No Free Lunch From Random Feature Ensembles: Scaling Laws and Near-Optimality Conditions

TL;DR

This paper analyzes the trade-offs between single large models and ensembles of smaller models in random-feature ridge regression, showing that larger models generally perform better unless specific conditions favor ensembles, especially in overparameterized regimes.

Contribution

It provides theoretical scaling laws and optimality conditions for ensembles versus single models in high-dimensional ridge regression, highlighting when ensembles can be near-optimal.

Findings

Single large models outperform ensembles with fixed total parameters.

Overparameterized ensembles can achieve near-optimal performance.

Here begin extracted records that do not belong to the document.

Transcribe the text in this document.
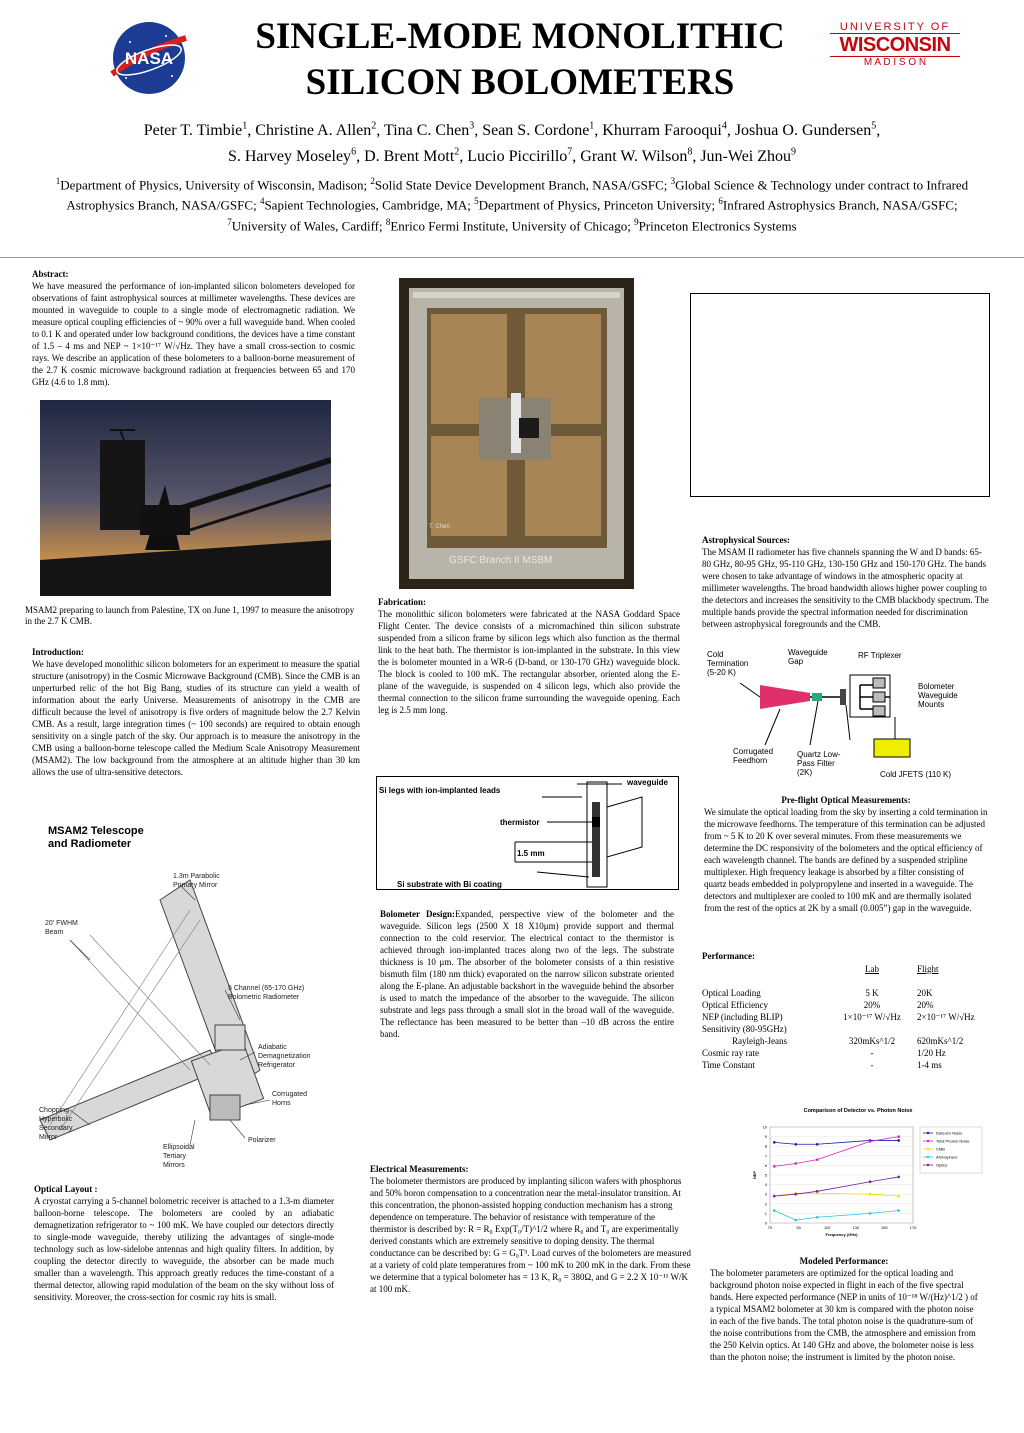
NASA
SINGLE-MODE MONOLITHIC
SILICON BOLOMETERS
UNIVERSITY OF
WISCONSIN
M A D I S O N
Peter T. Timbie$^1$, Christine A. Allen$^2$, Tina C. Chen$^3$, Sean S. Cordone$^1$, Khurram Farooqui$^4$, Joshua O. Gundersen$^5$,
S. Harvey Moseley$^6$, D. Brent Mott$^2$, Lucio Piccirillo$^7$, Grant W. Wilson$^8$, Jun-Wei Zhou$^9$
$^1$Department of Physics, University of Wisconsin, Madison; $^2$Solid State Device Development Branch, NASA/GSFC; $^3$Global Science & Technology under contract to Infrared Astrophysics Branch, NASA/GSFC; $^4$Sapient Technologies, Cambridge, MA; $^5$Department of Physics, Princeton University; $^6$Infrared Astrophysics Branch, NASA/GSFC; $^7$University of Wales, Cardiff; $^8$Enrico Fermi Institute, University of Chicago; $^9$Princeton Electronics Systems
Abstract:
We have measured the performance of ion-implanted silicon bolometers developed for observations of faint astrophysical sources at millimeter wavelengths. These devices are mounted in waveguide to couple to a single mode of electromagnetic radiation. We measure optical coupling efficiencies of ~ 90% over a full waveguide band. When cooled to 0.1 K and operated under low background conditions, the devices have a time constant of 1.5 – 4 ms and NEP ~ 1×10⁻¹⁷ W/√Hz. They have a small cross-section to cosmic rays. We describe an application of these bolometers to a balloon-borne measurement of the 2.7 K cosmic microwave background radiation at frequencies between 65 and 170 GHz (4.6 to 1.8 mm).
MSAM2 preparing to launch from Palestine, TX on June 1, 1997 to measure the anisotropy in the 2.7 K CMB.
Introduction:
We have developed monolithic silicon bolometers for an experiment to measure the spatial structure (anisotropy) in the Cosmic Microwave Background (CMB). Since the CMB is an unperturbed relic of the hot Big Bang, studies of its structure can yield a wealth of information about the early Universe. Measurements of anisotropy in the CMB are difficult because the level of anisotropy is five orders of magnitude below the 2.7 Kelvin CMB. As a result, large integration times (~ 100 seconds) are required to obtain enough sensitivity on a single patch of the sky. Our approach is to measure the anisotropy in the CMB using a balloon-borne telescope called the Medium Scale Anisotropy Measurement (MSAM2). The low background from the atmosphere at an altitude higher than 30 km allows the use of ultra-sensitive detectors.
MSAM2 Telescope
and Radiometer
1.3m Parabolic
Primary Mirror
20' FWHM
Beam
5 Channel (65-170 GHz)
Bolometric Radiometer
Adiabatic
Demagnetization
Refrigerator
Corrugated
Horns
Polarizer
Chopping
Hyperbolic
Secondary
Mirror
Ellipsoidal
Tertiary
Mirrors
Optical Layout :
A cryostat carrying a 5-channel bolometric receiver is attached to a 1.3-m diameter balloon-borne telescope. The bolometers are cooled by an adiabatic demagnetization refrigerator to ~ 100 mK. We have coupled our detectors directly to single-mode waveguide, thereby utilizing the advantages of single-mode technology such as low-sidelobe antennas and high quality filters. In addition, by coupling the detector directly to waveguide, the absorber can be made much smaller than a wavelength. This approach greatly reduces the time-constant of a thermal detector, allowing rapid modulation of the beam on the sky without loss of sensitivity. Moreover, the cross-section for cosmic ray hits is small.
T. Chen
GSFC Branch II MSBM
Fabrication:
The monolithic silicon bolometers were fabricated at the NASA Goddard Space Flight Center. The device consists of a micromachined thin silicon substrate suspended from a silicon frame by silicon legs which also function as the thermal link to the heat bath. The thermistor is ion-implanted in the substrate. In this view the is bolometer mounted in a WR-6 (D-band, or 130-170 GHz) waveguide block. The block is cooled to 100 mK. The rectangular absorber, oriented along the E-plane of the waveguide, is suspended on 4 silicon legs, which also provide the thermal connection to the silicon frame surrounding the waveguide opening. Each leg is 2.5 mm long.
Si legs with ion-implanted leads
waveguide
thermistor
1.5 mm
Si substrate with Bi coating
Bolometer Design:Expanded, perspective view of the bolometer and the waveguide. Silicon legs (2500 X 18 X10μm) provide support and thermal connection to the cold reservior. The electrical contact to the thermistor is achieved through ion-implanted traces along two of the legs. The substrate thickness is 10 μm. The absorber of the bolometer consists of a thin resistive bismuth film (180 nm thick) evaporated on the narrow silicon substrate oriented along the E-plane. An adjustable backshort in the waveguide behind the absorber is used to match the impedance of the absorber to the waveguide. The silicon substrate and legs pass through a small slot in the broad wall of the waveguide. The reflectance has been measured to be better than –10 dB across the entire band.
Electrical Measurements:
The bolometer thermistors are produced by implanting silicon wafers with phosphorus and 50% boron compensation to a concentration near the metal-insulator transition. At this concentration, the phonon-assisted hopping conduction mechanism has a strong dependence on temperature. The behavior of resistance with temperature of the thermistor is described by: R = R₀ Exp(T₀/T)^1/2 where R₀ and T₀ are experimentally derived constants which are extremely sensitive to doping density. The thermal conductance can be described by: G = G₀T³. Load curves of the bolometers are measured at a variety of cold plate temperatures from ~ 100 mK to 200 mK in the dark. From these we determine that a typical bolometer has = 13 K, R₀ = 380Ω, and G = 2.2 X 10⁻¹¹ W/K at 100 mK.
Astrophysical Sources:
The MSAM II radiometer has five channels spanning the W and D bands: 65-80 GHz, 80-95 GHz, 95-110 GHz, 130-150 GHz and 150-170 GHz. The bands were chosen to take advantage of windows in the atmospheric opacity at millimeter wavelengths. The broad bandwidth allows higher power coupling to the detectors and increases the sensitivity to the CMB blackbody spectrum. The multiple bands provide the spectral information needed for discrimination between astrophysical foregrounds and the CMB.
Cold
Termination
(5-20 K)
Waveguide
Gap
RF Triplexer
Bolometer
Waveguide
Mounts
Corrugated
Feedhorn
Quartz Low-
Pass Filter
(2K)	Cold JFETS (110 K)
Pre-flight Optical Measurements:
We simulate the optical loading from the sky by inserting a cold termination in the microwave feedhorns. The temperature of this termination can be adjusted from ~ 5 K to 20 K over several minutes. From these measurements we determine the DC responsivity of the bolometers and the optical efficiency of each wavelength channel. The bands are defined by a suspended stripline multiplexer. High frequency leakage is absorbed by a filter consisting of quartz beads embedded in polypropylene and inserted in a waveguide. The detectors and multiplexer are cooled to 100 mK and are thermally isolated from the rest of the optics at 2K by a small (0.005”) gap in the waveguide.
Performance:
	Lab	Flight
Optical Loading	5 K	20K
Optical Efficiency	20%	20%
NEP (including BLIP)	1×10⁻¹⁷ W/√Hz	2×10⁻¹⁷ W/√Hz
Sensitivity (80-95GHz)		
Rayleigh-Jeans	320mKs^1/2	620mKs^1/2
Cosmic ray rate	-	1/20 Hz
Time Constant	-	1-4 ms
Comparison of Detector vs. Photon Noise
0
1
2
3
4
5
6
7
8
9
10
70	90	110	130	150	170
Frequency (GHz)
NEP
Detector Noise
Total Photon Noise
CMB
Atmosphere
Optics
Modeled Performance:
The bolometer parameters are optimized for the optical loading and background photon noise expected in flight in each of the five spectral bands. Here expected performance (NEP in units of 10⁻¹⁸ W/(Hz)^1/2 ) of a typical MSAM2 bolometer at 30 km is compared with the photon noise in each of the five bands. The total photon noise is the quadrature-sum of the noise contributions from the CMB, the atmosphere and emission from the 250 Kelvin optics. At 140 GHz and above, the bolometer noise is less than the photon noise; the instrument is limited by the photon noise.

Scaling laws depend on kernel and task eigenstructure.

Abstract

Given a fixed budget for total model size, one must choose between training a single large model or combining the predictions of multiple smaller models. We investigate this trade-off for ensembles of random-feature ridge regression models in both the overparameterized and underparameterized regimes. Using deterministic equivalent risk estimates, we prove that when a fixed number of parameters is distributed among $K$ independently trained models, the ridge-optimized test risk increases with $K$. Consequently, a single large model achieves optimal performance. We then ask when ensembles can achieve \textit{near}-optimal performance. In the overparameterized regime, we show that, to leading order, the test error depends on ensemble size and model size only through the total feature count, so that overparameterized ensembles consistently achieve near-optimal performance. To understand underparameterized ensembles, we derive scaling laws for the test risk as a function of total parameter count when the ensemble size and parameters per ensemble member are jointly scaled according to a ``growth exponent'' $\ell$. While the optimal error scaling is always achieved by increasing model size with a fixed ensemble size, our analysis identifies conditions on the kernel and task eigenstructure under which near-optimal scaling laws can be obtained by joint scaling of ensemble size and model size.